Initially we used a linear regression only on BP stock prices from the past 7 days, which produced impressive results, with 7-day predictions having a root mean squared percentage error of 5.4%.
In this initial iteration, we perfomed the following steps: 1. Import data (CSV) and format it as a Pandas Dataframe 2. Create features dataframe: Select features we wanted to use and put it into a separate dataframe 3. Create target dataframe (Prices for 7 days following the last date provided in the features). 4. Split into training and testing sets. (No shuffle because we are dealing with time series data.) 5. Train chosen classifier. 6. Predict test target. 7. Evaluate test target and print evaluation metrics.
After the initial iteration, I then repeated the process firstly with different classifiers (altering parameters, tried SVM regression) and then with new features (more days’ worth of data, GAIA data, FTSE data).
I then chose the model with the lowest mean root mean squared percentage error, which was a Linear Regression classifier trained on 7 days of BP and FTSE data (Close, max High and min Low prices. Adjusted for BP, not adjusted for FTSE).
- Coming up with new features from scratch as opposed to selecting them from a given set. This resulted in much analysis paralysis because the universe of possible features is so large.
- Collating data from different sources. I wanted to use FTSE prices that weren’t in the Quandl database I downloaded, so I wrote a Python script to scrape the data from Google Finance. I then had to combine this data with the BP price data. This was made more tedious because there were missing data values when I joined the two dataframes by dates, so I also had to proxy data values.
- A simple model turned out to be better than several more complex models. E.g. Linear Regression did better than SVM regression, and adding GAIA features or increasing the number of days’ worth of data we considered both made increased RMS percentage error.

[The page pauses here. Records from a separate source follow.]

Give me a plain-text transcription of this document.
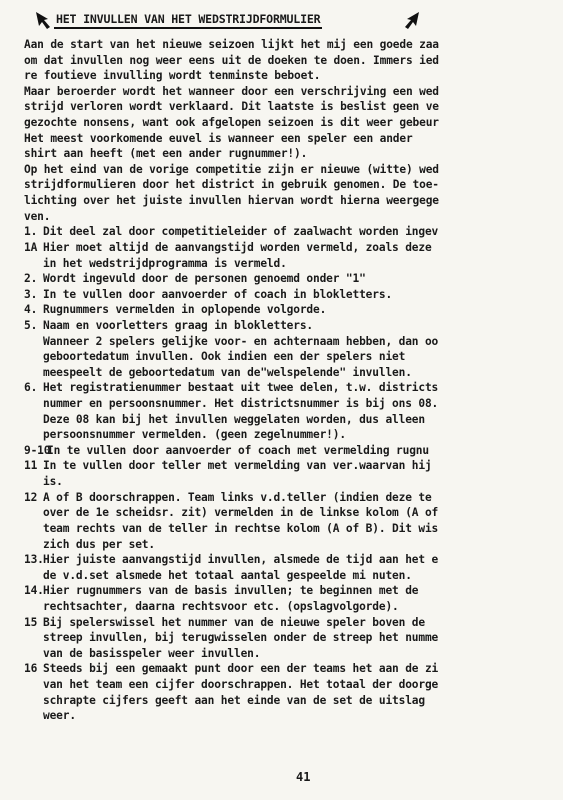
HET INVULLEN VAN HET WEDSTRIJDFORMULIER
Aan de start van het nieuwe seizoen lijkt het mij een goede zaa
om dat invullen nog weer eens uit de doeken te doen. Immers ied
re foutieve invulling wordt tenminste beboet.
Maar beroerder wordt het wanneer door een verschrijving een wed
strijd verloren wordt verklaard. Dit laatste is beslist geen ve
gezochte nonsens, want ook afgelopen seizoen is dit weer gebeur
Het meest voorkomende euvel is wanneer een speler een ander
shirt aan heeft (met een ander rugnummer!).
Op het eind van de vorige competitie zijn er nieuwe (witte) wed
strijdformulieren door het district in gebruik genomen. De toe-
lichting over het juiste invullen hiervan wordt hierna weergege
ven.
1. Dit deel zal door competitieleider of zaalwacht worden ingev
1A Hier moet altijd de aanvangstijd worden vermeld, zoals deze
in het wedstrijdprogramma is vermeld.
2. Wordt ingevuld door de personen genoemd onder "1"
3. In te vullen door aanvoerder of coach in blokletters.
4. Rugnummers vermelden in oplopende volgorde.
5. Naam en voorletters graag in blokletters.
Wanneer 2 spelers gelijke voor- en achternaam hebben, dan oo
geboortedatum invullen. Ook indien een der spelers niet
meespeelt de geboortedatum van de"welspelende" invullen.
6. Het registratienummer bestaat uit twee delen, t.w. districts
nummer en persoonsnummer. Het districtsnummer is bij ons 08.
Deze 08 kan bij het invullen weggelaten worden, dus alleen
persoonsnummer vermelden. (geen zegelnummer!).
9-10In te vullen door aanvoerder of coach met vermelding rugnu
11 In te vullen door teller met vermelding van ver.waarvan hij
is.
12 A of B doorschrappen. Team links v.d.teller (indien deze te
over de 1e scheidsr. zit) vermelden in de linkse kolom (A of
team rechts van de teller in rechtse kolom (A of B). Dit wis
zich dus per set.
13.Hier juiste aanvangstijd invullen, alsmede de tijd aan het e
de v.d.set alsmede het totaal aantal gespeelde mi nuten.
14.Hier rugnummers van de basis invullen; te beginnen met de
rechtsachter, daarna rechtsvoor etc. (opslagvolgorde).
15 Bij spelerswissel het nummer van de nieuwe speler boven de
streep invullen, bij terugwisselen onder de streep het numme
van de basisspeler weer invullen.
16 Steeds bij een gemaakt punt door een der teams het aan de zi
van het team een cijfer doorschrappen. Het totaal der doorge
schrapte cijfers geeft aan het einde van de set de uitslag
weer.
41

- It was hard selecting the algorithm to use for this problem.
- It seemed as though any regression algorithm could work – and there are so many of them! I dealt with this by (1) first implementing an SVM regression to get the code to implement the algorithm down on the page so things would feel more concrete. Then I (2) chose the simplest algorithm that seemed to fit the problem and tried that.
- I was also conflicted as to whether or not I should use reinforcement learning. On the one hand there are profits that can act as rewards, but on the other hand trading would not impact the environment.
- Putting different features together in a dataframe took effort.
- Different stocks or indices had data for different dates (e.g. some had data for 1984-04-20, some didn’t). I had to find these differences and decide what to do with missing data.
- There were many possible features.
- The project just got longer and longer and I hadn’t even looked through half of the features I wanted to investigate or tried different algorithms. I decided to test out only a few features in this exploratory study and leave the rest for another study.